今回は女性にとっては悩みの種でもあります「婦人科の病気」につ
いて函館中央病院産婦人科の十亀真志先生にお話しして頂きます。


 いろいな婦人科の病気の前ぶれにはいくつかの症状があります。 年に一回、総合病院や婦人科クリニックで癌検診と同時に診察を
うけていらっしゃる方は、そのときにチェックをうけているはずですが、
そうでない方は、少しでもおやっと思われる症状があったときにおっくうがらずに、
あるいは多分何ともないだろうとたかをくくらずにすぐに外来受診されることをおすすめします。



 月経が発来してまもない10代のころの生理不順は、卵巣を刺激するホルモンの分泌の未発達による場合が多く、
  注意すべきは、出血が長引く事による貧血です。
時には輸血が必要なほどひどい貧血になってから来院される場合もあるため、母親が時おり、 娘の月経の状態に注意をはらっておく必要があります。
内科などでも貧血の検査は可能ですが、
ホルモンのアンバランスに起因する出血には、ホルモン剤の投与による止血が必要なことが多く、 やはり婦人科クリニックや総合病院の婦人科外来を受診すべきでしょう。
また、15才すぎて月経が発来しない場合も、放っておかずに母親同伴で外来を受診し、 最低でも血液検査と腹部超音波検査を受けておく必要があります。

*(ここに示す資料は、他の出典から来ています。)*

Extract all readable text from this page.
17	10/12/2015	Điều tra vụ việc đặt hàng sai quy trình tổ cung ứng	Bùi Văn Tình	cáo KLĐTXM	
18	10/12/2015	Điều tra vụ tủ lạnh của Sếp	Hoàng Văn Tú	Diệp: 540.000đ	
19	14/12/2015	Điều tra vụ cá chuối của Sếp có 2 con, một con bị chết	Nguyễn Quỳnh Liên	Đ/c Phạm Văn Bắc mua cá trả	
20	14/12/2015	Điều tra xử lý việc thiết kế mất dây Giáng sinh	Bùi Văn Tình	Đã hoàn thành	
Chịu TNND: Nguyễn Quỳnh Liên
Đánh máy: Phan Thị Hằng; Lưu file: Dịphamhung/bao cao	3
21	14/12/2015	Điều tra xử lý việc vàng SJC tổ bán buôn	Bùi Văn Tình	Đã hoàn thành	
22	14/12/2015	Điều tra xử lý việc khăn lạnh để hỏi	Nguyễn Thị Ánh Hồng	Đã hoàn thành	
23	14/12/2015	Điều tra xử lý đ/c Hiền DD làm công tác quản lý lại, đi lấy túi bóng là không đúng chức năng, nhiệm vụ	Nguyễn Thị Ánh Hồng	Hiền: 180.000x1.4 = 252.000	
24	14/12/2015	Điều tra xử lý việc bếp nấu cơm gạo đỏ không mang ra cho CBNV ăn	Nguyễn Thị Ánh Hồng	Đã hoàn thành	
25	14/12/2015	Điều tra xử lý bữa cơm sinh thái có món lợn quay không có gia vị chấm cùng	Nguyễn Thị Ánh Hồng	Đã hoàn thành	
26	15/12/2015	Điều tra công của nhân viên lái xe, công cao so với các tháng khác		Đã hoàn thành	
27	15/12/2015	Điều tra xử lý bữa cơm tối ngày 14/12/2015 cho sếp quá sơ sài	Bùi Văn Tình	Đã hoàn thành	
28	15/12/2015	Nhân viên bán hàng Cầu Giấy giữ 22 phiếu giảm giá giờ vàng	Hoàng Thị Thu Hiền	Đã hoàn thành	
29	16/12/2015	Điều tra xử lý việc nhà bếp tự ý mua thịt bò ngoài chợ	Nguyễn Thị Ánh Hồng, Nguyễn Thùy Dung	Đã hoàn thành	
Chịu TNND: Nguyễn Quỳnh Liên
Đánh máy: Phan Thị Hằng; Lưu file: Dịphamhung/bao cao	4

癌検診は通常30才を過ぎてからで十分と考えられておりますが、20代、まれには10代のうちから、
前癌病変がみつかることもあり、不正出血があれば、必ず婦人科外来を受診し、
癌検査を受けておく必要があります。癌とよばれるもののうちで、
遺伝的にその発生がさけられないものもありますが、その多くは個々人の生活習慣の中で、
発癌のひきがねが引かれていくと考えられており、婦人科でいうと子宮頚癌の発生においては、
個人の性生活と関係が深く、はやくから性交渉をもった方や、多数の相手と交渉をもった方、
また妊娠、出産回数の多い方により多く発生するとされており、頚癌の発癌においては、
パピローマウイルスといわれる病原体が、子宮の入り口の細胞に変化を起こすことと関係していることが
わかっております。子宮体癌においては、高血圧や肥満あるいは糖尿病といった体質が、
その発生の誘因になりやすいといわれているほか、生理不順とくに排卵がうまくいっていないタイプの月経を
くり返す人や、一度も妊娠や出産をされていない人に発生が多いとされており、エストロゲン(女性ホルモン)自身が、
癌の発生にかかわっていると考えられております。
ですから癌の予防という点からみて、癌の2次予防として、
子宮癌検診を定期的にうける他に、1次予防として、いくつかの個人生活のレベルで癌の発生を未然に防げる可能性は
あると考えられます。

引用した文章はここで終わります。